Stone was born in New York City. He is the son of Elizabeth Burkit Cox and film director Oliver Stone, and has appeared in several of his father's films. His paternal grandmother was French.

In February 2012, Stone converted to Shia Islam in an official ceremony, and adopted the Islamic first name Ali. In an interview with CNN, Stone said that he accepted Muhammad as the Seal of the Prophets.

== Views ==
===September 11 attacks===
Stone has stated in public interviews his belief that the September 11 attacks on the United States in 2001 were an "inside job," explicitly disputing the historical consensus that the attacks were executed by Islamic terrorists under the leadership of Osama bin Laden.

===Encounters with sorcery and the occult===
Stone has detailed personal encounters with the occult, claiming that during his 2011 initiation into Freemasonry, he became the target of localized surveillance and threatening, "demonic" phone calls from individuals practicing ritualistic sorcery.
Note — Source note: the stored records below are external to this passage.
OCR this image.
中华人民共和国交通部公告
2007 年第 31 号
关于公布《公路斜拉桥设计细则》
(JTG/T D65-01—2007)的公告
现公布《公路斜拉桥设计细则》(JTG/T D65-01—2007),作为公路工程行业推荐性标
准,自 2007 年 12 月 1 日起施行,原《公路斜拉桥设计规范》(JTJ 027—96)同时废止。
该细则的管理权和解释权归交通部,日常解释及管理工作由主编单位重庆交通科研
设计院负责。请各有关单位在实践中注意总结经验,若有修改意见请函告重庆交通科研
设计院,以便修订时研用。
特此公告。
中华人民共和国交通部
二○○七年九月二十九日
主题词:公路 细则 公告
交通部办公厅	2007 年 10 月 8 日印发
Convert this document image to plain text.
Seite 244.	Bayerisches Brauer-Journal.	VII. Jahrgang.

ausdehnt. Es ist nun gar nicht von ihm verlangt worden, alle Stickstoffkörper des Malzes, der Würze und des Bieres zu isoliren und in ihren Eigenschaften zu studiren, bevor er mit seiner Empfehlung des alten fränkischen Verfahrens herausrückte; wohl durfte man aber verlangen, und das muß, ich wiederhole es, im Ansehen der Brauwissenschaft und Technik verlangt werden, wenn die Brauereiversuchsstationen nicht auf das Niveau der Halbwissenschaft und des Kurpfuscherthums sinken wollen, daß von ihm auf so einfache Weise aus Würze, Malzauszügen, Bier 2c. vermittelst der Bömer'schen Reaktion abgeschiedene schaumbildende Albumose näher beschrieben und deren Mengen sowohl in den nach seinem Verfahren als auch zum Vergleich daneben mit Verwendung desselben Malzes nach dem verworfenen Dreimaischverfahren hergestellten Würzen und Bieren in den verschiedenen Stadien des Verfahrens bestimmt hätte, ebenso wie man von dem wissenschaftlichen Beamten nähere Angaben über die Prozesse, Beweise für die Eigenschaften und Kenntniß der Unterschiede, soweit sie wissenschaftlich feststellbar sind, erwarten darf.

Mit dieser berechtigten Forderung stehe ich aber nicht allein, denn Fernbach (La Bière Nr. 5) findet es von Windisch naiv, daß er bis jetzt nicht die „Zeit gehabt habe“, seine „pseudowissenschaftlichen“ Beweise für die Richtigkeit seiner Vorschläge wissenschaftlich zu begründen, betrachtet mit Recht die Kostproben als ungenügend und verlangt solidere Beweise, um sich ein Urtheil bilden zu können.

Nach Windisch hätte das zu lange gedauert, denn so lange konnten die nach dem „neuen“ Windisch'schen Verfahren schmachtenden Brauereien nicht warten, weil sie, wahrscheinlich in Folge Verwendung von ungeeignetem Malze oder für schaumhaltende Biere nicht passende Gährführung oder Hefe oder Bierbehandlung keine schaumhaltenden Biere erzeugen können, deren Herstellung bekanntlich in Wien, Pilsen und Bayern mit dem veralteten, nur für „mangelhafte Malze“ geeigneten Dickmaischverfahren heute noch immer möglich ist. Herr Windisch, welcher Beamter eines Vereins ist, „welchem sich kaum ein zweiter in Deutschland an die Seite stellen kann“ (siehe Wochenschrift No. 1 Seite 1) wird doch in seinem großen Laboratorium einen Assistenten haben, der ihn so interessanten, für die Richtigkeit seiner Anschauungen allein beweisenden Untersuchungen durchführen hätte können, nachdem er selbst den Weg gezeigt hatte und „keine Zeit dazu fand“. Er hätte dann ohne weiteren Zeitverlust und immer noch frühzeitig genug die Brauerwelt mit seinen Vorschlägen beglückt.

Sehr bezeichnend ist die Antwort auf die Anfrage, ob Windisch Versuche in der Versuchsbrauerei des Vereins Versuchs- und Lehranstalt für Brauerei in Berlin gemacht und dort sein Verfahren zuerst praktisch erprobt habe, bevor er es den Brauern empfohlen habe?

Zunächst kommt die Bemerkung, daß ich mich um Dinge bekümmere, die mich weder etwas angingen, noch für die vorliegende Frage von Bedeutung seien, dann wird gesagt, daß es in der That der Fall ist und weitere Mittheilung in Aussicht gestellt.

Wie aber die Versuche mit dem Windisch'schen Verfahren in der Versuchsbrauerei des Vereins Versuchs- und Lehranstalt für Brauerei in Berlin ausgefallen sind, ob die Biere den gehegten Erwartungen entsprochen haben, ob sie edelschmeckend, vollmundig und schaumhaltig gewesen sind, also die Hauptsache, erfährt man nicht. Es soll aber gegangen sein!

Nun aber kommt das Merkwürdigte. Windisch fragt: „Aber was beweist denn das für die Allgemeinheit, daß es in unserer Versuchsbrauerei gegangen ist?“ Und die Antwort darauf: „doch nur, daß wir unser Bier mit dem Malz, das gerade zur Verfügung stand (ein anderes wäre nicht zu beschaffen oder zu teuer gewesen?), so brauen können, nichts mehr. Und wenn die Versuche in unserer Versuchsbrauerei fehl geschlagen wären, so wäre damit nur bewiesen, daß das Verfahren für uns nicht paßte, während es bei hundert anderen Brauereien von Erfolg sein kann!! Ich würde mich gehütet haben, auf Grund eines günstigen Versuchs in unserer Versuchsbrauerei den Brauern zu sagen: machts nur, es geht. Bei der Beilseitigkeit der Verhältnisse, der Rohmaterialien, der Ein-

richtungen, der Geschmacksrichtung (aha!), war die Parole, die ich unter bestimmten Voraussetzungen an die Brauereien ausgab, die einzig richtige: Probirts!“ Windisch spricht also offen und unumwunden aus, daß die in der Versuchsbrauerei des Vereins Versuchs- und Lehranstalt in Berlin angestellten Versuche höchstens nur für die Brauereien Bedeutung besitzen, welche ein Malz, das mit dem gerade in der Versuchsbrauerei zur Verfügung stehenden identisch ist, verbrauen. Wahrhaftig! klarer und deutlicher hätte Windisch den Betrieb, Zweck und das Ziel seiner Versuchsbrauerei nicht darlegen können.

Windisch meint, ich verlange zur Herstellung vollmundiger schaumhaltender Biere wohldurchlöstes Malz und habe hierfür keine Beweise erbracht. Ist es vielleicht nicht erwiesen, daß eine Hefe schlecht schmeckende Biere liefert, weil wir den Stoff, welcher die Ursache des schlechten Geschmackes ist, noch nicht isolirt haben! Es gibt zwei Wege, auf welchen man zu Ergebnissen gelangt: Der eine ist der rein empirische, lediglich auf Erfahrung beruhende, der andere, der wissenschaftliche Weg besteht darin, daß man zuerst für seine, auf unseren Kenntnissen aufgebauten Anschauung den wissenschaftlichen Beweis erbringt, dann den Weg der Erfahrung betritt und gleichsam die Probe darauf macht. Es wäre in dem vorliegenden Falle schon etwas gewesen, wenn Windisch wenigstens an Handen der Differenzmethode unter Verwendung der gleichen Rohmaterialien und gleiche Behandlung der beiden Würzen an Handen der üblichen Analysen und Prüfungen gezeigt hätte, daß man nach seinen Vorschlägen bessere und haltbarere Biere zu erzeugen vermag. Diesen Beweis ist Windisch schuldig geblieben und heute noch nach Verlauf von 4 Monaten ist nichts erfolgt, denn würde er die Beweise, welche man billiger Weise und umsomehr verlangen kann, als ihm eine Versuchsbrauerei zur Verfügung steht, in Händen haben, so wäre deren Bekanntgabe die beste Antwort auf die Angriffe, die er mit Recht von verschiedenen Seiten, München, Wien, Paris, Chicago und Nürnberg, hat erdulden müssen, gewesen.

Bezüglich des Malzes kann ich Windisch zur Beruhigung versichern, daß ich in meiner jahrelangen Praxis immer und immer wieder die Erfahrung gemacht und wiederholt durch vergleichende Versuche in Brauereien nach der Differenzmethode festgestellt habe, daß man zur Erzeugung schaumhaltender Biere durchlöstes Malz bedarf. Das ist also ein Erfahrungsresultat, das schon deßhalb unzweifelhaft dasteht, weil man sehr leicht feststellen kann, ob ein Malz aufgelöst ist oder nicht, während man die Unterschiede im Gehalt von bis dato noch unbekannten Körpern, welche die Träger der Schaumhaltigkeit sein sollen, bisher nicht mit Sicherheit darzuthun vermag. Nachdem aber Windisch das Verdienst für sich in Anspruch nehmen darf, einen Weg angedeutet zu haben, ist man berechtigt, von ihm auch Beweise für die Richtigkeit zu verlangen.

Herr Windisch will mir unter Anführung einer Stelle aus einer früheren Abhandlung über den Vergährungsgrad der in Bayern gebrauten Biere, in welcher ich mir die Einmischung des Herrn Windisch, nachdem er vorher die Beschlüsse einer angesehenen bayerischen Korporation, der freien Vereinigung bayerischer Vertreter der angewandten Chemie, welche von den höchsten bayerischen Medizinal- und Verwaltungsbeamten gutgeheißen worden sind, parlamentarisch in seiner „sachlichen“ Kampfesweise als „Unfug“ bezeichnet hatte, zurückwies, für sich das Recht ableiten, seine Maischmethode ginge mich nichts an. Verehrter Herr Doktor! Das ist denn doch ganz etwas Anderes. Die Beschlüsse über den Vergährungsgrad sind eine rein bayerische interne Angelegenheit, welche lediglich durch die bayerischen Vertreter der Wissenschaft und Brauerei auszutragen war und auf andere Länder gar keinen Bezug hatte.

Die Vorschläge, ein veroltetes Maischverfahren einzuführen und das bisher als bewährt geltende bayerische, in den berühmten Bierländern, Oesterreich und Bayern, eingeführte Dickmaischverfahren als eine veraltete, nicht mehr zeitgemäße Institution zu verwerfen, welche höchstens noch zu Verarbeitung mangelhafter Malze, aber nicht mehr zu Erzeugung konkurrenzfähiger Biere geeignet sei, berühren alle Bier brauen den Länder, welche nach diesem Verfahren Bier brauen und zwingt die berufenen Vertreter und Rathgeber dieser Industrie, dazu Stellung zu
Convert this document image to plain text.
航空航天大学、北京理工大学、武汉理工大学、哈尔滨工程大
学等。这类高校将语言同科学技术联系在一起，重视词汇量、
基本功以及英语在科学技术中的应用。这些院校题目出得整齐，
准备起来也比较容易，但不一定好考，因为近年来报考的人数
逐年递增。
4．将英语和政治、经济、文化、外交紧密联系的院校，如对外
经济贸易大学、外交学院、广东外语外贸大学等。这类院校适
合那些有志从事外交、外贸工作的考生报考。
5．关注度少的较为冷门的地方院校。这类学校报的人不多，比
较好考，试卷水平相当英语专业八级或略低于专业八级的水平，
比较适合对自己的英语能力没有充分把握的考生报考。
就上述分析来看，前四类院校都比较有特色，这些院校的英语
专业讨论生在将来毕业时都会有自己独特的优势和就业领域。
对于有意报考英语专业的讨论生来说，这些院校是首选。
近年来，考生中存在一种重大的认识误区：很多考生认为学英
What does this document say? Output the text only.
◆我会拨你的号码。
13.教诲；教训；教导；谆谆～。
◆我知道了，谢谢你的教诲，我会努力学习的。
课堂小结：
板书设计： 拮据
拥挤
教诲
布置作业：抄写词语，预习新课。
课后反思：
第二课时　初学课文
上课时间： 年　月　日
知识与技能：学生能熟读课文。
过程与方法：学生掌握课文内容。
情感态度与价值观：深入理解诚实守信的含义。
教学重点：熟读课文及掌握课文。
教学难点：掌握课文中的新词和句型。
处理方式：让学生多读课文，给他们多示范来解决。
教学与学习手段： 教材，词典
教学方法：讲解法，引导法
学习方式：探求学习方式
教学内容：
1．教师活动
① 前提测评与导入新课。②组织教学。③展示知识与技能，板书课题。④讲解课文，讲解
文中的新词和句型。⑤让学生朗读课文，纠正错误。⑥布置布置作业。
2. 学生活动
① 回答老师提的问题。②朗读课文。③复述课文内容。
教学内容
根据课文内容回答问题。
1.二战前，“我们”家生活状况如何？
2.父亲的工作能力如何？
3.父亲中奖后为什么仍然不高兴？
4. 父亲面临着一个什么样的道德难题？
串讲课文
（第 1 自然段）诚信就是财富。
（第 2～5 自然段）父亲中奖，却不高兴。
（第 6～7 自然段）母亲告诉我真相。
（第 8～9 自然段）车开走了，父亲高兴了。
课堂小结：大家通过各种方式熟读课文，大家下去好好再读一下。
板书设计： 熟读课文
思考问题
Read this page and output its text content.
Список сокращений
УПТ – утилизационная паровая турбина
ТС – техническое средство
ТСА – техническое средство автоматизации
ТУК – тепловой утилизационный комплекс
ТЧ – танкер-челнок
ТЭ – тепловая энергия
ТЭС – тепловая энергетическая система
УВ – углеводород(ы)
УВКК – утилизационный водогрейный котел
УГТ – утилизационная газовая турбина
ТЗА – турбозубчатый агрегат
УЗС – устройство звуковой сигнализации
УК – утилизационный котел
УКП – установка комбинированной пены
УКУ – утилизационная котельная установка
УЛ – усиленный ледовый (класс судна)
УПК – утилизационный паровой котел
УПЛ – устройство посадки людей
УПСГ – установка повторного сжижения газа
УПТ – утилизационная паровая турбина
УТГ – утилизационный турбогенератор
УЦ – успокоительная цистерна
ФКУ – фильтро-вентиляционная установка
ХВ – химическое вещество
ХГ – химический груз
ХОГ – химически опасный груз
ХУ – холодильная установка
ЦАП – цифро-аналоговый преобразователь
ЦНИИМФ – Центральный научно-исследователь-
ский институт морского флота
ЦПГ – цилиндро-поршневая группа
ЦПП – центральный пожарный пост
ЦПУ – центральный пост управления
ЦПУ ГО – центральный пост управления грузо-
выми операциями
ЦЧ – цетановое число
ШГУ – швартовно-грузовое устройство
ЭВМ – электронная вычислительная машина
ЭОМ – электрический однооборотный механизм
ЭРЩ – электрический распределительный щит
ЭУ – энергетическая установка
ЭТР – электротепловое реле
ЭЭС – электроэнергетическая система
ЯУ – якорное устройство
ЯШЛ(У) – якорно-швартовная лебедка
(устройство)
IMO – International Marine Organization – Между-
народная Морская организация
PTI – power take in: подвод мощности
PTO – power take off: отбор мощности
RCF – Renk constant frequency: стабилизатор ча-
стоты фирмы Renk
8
===Defense of Iranian President Mahmoud Ahmadinejad===
Speaking to Bill O'Reilly in 2012 following his conversion to Islam in Iran, Stone defended Iranian President Mahmoud Ahmadinejad and claimed that Ahmadinejad's highly controversial rhetoric about the Holocaust and Israel had been "really misunderstood."

===Conspiracy regarding US national security===
In 2016, Stone published a book alleging a historical conspiracy to covertly subsume the US national security establishment into a broader British imperial architecture.

===Work in media for the Russian government===
Stone worked as executive producer of “Zelenskyy Unmasked” (2024), a video series by Ben Swann, a promoter of conspiracy theories, and a fellow employee of RT America, part of the RT network, a global multilingual television news network based in Moscow and funded by the Russian government. The series heavily attacked the character of Ukrainian President Volodymyr Zelenskyy, and was launched to coincide with Congressional debates regarding increased United States military assistance to Ukraine. In his last episode on RT America, Stone criticized celebrities for speaking out against Russia's invasion of Ukraine, and claimed that Oprah Winfrey had banned Tolstoy's War and Peace from her book club, and said it was wrong to characterize Russian leader Vladimir Putin as "some kind of dictator".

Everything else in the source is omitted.